Most original pent roofs are long gone and current owners of homes that originally sported one never knew of their presence.  If you’re specifically looking for evidence, there’s often some clues that one was once there.  On masonry homes, there’s often filled-in “pockets” from where the joists of the pent roof once protruded out from the wall.  Stone and brick homes might also have a “drip course” – a protruding horizontal line of masonry that would be where the top of the roof attached to the house.  There might also be a line still visible, where a flashing from the top of the pent roof entered the wall.


Stucco coated homes might show a patched area where the pent roof used to be.  Many timber frame and log homes had a pent roof as well, but it is often harder to see the evidence on the surface.

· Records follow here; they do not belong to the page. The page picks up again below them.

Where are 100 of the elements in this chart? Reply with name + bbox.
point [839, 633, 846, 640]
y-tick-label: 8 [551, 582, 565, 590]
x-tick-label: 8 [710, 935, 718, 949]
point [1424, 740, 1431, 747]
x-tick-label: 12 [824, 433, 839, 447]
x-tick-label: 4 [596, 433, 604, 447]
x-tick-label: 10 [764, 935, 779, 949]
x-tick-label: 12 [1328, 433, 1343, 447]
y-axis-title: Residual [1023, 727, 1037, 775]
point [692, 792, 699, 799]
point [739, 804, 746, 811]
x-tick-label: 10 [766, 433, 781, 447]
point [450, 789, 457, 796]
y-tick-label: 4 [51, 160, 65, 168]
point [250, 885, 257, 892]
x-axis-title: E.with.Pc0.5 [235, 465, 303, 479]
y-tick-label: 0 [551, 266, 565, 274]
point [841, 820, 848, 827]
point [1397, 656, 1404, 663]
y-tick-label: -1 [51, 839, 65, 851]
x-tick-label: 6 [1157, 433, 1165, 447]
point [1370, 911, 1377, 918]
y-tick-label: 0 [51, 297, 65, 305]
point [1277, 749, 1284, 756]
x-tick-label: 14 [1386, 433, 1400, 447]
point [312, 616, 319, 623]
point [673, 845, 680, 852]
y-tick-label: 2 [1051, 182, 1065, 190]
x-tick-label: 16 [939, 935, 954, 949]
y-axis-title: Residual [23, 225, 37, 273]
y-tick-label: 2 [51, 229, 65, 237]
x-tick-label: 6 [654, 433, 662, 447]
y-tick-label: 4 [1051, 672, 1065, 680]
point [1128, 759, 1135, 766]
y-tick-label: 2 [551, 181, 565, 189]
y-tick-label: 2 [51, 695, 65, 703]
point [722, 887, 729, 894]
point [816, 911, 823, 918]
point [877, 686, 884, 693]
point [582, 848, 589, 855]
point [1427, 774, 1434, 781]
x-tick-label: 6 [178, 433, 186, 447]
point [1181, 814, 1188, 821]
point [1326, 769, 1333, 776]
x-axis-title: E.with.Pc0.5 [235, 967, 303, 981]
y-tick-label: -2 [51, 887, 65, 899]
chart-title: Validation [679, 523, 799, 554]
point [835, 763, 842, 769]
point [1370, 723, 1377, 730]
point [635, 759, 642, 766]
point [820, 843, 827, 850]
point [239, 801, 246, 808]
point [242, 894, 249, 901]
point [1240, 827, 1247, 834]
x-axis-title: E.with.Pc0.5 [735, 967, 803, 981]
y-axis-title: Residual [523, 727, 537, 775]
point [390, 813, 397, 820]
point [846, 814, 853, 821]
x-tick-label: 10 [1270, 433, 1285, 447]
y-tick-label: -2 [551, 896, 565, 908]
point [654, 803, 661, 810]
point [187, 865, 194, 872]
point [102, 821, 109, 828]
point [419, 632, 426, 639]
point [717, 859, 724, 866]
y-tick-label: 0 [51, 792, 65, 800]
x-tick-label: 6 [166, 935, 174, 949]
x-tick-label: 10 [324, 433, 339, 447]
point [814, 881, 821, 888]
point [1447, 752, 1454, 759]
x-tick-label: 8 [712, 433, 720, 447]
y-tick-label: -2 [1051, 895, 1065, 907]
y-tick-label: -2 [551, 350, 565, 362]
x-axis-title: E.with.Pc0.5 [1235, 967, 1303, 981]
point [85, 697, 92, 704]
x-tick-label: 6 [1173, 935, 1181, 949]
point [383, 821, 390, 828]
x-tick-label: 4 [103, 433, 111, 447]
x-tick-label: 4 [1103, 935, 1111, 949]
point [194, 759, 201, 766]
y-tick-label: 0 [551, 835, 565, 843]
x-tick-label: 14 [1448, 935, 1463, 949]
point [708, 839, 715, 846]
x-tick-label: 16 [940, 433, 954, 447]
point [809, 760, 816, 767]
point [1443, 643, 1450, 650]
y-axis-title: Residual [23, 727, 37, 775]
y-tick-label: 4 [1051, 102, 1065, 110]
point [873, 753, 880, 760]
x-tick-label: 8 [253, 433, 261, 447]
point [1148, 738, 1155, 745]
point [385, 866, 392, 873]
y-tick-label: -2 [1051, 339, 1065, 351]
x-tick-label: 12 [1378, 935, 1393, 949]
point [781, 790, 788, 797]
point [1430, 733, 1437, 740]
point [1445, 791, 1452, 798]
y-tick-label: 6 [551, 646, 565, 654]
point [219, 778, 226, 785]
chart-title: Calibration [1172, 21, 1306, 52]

Pent roofs began to disappear as new popular architectural styles pushed them off the building. The first change to the early homes was that windows became larger, not leaving much room between the first and second level windows.  Large, fancy pediments over main entrances on Georgian and Federal style homes would be obscured by a pent roof.  By the time the Revivals and Victorian styles emerged, the pent roof was history.  Later styles also included porches as part of the original design.  Homes that originally had pent roofs often lost them when a porch was added.